Friday, June 17, 2005

Snail mail...

I was impressed to find these stamps on some post we received last week. I think my MP was a bit bemused I'd scanned them in but an envelope with stamps on from 1977 and 1986 surely deserves some attention.

Is this a record? (No, its a blog post...)

Royal Familitastic

Wednesday, June 08, 2005

Chris Eubank had never seemed so appealing...

Today South Shields, tomorrow Jerusalem.

Egregious George is doing an "event" at the Customs House in South Shields, South Tyneside, on June 23. Apparently its the beginning of the MP for Baathnel Green & Bow's "The Mother of All One-Man Shows" tour. Sounds great.

Tickets are priced at One Oil Barrel each and are available from all good jihadists. Tour merchandise - including car stickers proclaiming 'My other car runs on the oil-for-food programme', and 'Tariq Aziz went to Iraq and all he brought me back was this lousy Mercedes' - will also be sold at the event.

We all know how difficult GG finds it to get his point across, starved as he is of publicity, so it is good to see him given the opportunity to take his case to the people. Thank goodness we live in a democracy, huh?

The man himself says he's "looking forward to a lively Q&A session with theatregoers - who are free to ask me anything". "And I'll answer by calling them wolves, donkeys or drink-soaked popinjays" he didn't add.

Let's hope the "Hitch" can make it to South Shields - perhaps we should start a Mariam Appeal style-campaign to raise the air fare cash? - and make it a truly lively Q&A session. Of course, all this wouldn't have been possible if Chris Eubank hadn't cancelled his show planned for the same night. Its one of those rare occasions when the cancellation of a Chris Eubank gig should be met with mass disappointment.

Without wanting to be a one-trick pony (oh how I dream of attaining such sophistication), I include GG's latest brush with authority. Taken from the Guardian's "backbencher" bulletin:

George Galloway's brotherly charm failed to move one of Labour's more assertive members during the GLA's questioning of the Respect MP this morning. The London assembly member Jennette Arnold, who is black, was pressing George rather hard about his claims of electoral fraud in Bethnal Green and Bow: "Full respect, sister!" he said.
"I am not your sister," she replied.

George was unabashed. "I'm sorry if what I'm saying is making you uncomfortable," he added a few minutes later, after laying into New Labour. "You could never make me uncomfortable," said Jennette.

Wednesday, June 01, 2005

Cool

From Pootergeek

who got it via the Motley Fool. These are cool! (Note added, for the 'gifted' among you.You will need to click on the bullet pointed titles e.g. "Blair on top".)

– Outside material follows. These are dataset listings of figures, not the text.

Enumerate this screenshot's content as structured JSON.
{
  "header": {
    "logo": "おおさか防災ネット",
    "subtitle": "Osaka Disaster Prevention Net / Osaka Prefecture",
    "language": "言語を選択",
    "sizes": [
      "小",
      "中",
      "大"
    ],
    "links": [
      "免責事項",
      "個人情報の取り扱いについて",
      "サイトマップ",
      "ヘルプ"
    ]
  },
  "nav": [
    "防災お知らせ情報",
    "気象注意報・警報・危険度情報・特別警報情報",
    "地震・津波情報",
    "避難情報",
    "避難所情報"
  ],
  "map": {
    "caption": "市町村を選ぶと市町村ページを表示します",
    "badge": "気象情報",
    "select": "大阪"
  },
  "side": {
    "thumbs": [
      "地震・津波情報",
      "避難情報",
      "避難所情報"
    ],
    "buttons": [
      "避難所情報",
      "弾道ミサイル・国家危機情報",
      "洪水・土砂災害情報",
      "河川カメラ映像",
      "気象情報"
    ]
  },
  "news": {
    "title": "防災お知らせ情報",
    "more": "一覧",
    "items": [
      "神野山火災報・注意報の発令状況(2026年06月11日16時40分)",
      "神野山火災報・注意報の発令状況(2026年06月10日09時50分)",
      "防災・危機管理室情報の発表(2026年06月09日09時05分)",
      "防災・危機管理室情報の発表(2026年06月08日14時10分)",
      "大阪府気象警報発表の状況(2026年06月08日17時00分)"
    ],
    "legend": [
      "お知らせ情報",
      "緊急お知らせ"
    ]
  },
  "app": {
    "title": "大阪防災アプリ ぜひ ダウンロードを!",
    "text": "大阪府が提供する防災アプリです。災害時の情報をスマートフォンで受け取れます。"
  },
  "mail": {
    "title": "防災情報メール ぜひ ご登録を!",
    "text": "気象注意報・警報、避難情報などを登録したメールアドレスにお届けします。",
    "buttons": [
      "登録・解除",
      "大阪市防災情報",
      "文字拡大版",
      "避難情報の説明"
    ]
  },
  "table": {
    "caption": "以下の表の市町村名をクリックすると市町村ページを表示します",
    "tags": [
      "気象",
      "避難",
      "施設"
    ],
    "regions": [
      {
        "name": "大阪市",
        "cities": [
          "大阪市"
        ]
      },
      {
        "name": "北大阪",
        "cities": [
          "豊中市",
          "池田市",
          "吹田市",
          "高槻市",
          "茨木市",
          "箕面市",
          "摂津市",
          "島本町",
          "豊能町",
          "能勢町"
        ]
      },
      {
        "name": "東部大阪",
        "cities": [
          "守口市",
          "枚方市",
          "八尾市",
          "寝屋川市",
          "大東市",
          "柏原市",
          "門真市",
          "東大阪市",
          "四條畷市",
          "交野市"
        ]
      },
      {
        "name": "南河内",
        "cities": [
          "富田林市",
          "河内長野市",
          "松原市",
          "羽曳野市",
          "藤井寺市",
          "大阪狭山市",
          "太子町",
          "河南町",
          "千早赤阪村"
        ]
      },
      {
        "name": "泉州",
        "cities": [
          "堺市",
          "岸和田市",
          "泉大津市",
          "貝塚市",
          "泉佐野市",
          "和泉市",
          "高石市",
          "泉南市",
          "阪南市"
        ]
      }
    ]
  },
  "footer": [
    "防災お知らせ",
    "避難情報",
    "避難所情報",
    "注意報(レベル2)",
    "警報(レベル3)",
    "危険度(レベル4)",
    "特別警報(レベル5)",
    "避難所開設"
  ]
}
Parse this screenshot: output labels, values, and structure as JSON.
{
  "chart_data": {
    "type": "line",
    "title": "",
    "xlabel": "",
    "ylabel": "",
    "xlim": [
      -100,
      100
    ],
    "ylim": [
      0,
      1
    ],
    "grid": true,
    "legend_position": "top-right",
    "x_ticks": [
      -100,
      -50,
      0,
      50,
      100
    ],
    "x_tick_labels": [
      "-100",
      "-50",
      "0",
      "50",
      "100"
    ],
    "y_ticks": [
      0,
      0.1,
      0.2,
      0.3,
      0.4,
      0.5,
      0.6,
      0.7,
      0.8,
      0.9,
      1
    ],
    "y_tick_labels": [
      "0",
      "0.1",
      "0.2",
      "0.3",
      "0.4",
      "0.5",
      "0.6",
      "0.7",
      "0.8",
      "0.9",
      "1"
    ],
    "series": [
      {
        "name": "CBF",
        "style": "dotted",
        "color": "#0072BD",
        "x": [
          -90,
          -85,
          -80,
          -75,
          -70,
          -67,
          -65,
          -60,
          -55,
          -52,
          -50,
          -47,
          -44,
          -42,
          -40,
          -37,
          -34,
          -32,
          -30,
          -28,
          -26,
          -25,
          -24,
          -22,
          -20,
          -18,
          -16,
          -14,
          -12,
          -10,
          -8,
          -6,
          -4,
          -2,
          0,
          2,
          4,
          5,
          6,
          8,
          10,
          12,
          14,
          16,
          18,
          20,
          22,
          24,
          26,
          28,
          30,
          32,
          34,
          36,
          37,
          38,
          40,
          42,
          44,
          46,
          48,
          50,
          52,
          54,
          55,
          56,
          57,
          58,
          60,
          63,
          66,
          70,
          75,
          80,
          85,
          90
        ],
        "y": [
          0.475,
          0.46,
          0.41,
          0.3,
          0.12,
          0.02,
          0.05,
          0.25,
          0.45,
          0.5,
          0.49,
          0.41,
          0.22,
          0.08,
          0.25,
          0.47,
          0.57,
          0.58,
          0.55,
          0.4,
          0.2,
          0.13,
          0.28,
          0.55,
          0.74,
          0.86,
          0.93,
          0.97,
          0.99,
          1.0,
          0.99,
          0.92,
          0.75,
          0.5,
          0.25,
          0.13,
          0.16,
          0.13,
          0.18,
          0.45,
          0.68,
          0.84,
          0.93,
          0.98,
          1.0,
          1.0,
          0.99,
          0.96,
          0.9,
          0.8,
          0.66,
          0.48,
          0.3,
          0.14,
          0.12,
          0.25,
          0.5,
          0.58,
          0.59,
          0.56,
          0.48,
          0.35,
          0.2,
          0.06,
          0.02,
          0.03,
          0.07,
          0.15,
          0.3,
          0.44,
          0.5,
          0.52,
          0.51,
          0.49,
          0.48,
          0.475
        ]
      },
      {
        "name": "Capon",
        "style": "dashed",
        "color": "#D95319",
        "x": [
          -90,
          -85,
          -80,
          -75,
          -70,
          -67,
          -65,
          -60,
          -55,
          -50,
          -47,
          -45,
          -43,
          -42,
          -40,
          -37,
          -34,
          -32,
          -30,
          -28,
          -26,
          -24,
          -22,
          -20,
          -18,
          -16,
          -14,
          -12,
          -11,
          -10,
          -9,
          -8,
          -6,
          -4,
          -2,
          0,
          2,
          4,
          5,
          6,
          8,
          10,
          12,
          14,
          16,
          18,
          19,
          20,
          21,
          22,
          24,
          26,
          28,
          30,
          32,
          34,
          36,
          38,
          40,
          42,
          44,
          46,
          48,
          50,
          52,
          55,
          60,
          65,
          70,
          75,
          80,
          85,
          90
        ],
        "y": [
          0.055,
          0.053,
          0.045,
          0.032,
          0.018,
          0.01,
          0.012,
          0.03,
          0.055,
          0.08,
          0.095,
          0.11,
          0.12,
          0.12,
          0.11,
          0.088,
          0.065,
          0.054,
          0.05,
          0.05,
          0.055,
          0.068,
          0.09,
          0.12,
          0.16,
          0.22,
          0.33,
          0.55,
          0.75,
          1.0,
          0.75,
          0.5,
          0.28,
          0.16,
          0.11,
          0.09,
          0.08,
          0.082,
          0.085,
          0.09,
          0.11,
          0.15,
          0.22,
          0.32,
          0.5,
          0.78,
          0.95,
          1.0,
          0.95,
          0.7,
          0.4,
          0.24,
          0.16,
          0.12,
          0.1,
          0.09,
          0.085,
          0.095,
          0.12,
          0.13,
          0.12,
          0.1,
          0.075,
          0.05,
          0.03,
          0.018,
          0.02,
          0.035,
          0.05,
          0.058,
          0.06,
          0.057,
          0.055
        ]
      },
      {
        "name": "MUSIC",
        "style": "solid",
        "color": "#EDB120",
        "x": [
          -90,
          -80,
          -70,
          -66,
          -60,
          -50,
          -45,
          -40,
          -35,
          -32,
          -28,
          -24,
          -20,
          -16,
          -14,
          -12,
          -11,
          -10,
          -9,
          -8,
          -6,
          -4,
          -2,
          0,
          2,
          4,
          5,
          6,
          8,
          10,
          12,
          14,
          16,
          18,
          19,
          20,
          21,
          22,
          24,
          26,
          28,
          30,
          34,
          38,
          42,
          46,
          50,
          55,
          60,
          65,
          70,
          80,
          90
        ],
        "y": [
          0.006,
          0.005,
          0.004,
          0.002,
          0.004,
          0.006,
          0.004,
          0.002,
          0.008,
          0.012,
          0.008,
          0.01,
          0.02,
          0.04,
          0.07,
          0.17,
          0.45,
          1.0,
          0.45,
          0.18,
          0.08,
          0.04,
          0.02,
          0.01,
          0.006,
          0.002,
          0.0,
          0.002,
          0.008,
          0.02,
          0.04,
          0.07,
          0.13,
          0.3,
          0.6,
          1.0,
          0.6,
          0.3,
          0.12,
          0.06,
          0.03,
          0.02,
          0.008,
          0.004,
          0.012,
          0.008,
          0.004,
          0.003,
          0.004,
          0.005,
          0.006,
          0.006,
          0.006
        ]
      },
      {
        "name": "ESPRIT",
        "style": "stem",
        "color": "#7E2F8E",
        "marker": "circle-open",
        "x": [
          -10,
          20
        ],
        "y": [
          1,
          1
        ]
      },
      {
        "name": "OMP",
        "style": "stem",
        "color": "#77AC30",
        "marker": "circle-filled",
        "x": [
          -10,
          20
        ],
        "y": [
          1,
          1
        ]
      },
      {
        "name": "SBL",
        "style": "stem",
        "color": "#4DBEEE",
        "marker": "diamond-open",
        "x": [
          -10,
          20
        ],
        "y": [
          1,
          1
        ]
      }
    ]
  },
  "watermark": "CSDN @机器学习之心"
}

2-d chalk, 3-d illusion. I might commission this guy to chalk a big hole with sharks in it for our pathway when the landlady visits to collect the rent...

Ever the charmer...

Fresh from being labelled a "drink-sodden ex-Trotskyist popinjay" the Hitch pitched up at the Hay festival to "discuss sibling rivalry, politics and reconciliation" with his brother Peter (courtesy of the Guardian).

Those of you partial to jokes about the Red Army should enjoy it but its well worth its worth a read. Go to:

http://www.guardian.co.uk/g2/story/0,3604,1495857,00.html

Would have been good to have been there, with CH sounding as entertaining as usual, but may not be a good idea to question the expression of his nictotine habit...

Female audience member Excuse me. I'm not usually awkward at all but I'm sitting here and we're asked not to smoke. And I don't like being in a room where smoking is going on.
CH (smoking heavily): Well you don't have to stay darling, do you? I'm working here and I'm your guest, OK? And this is what I'm like; nobody has to like it.
IK Would you just stub that one out?
CH No. I cleared it with the festival a long time ago. They let me do it.
FAM We should all be allowed to smoke then.
CH Fair enough. I wouldn't object. It might get pretty nasty though. I have a privileged position here, I'm not just one of the audience, so it would be horrible if everyone was like me. This is my last of five gigs, I've worked very hard for the festival. I'm going from here to Heathrow airport. If anyone doesn't like it they can kiss my ass.
IK Would anyone like to take up that challenge?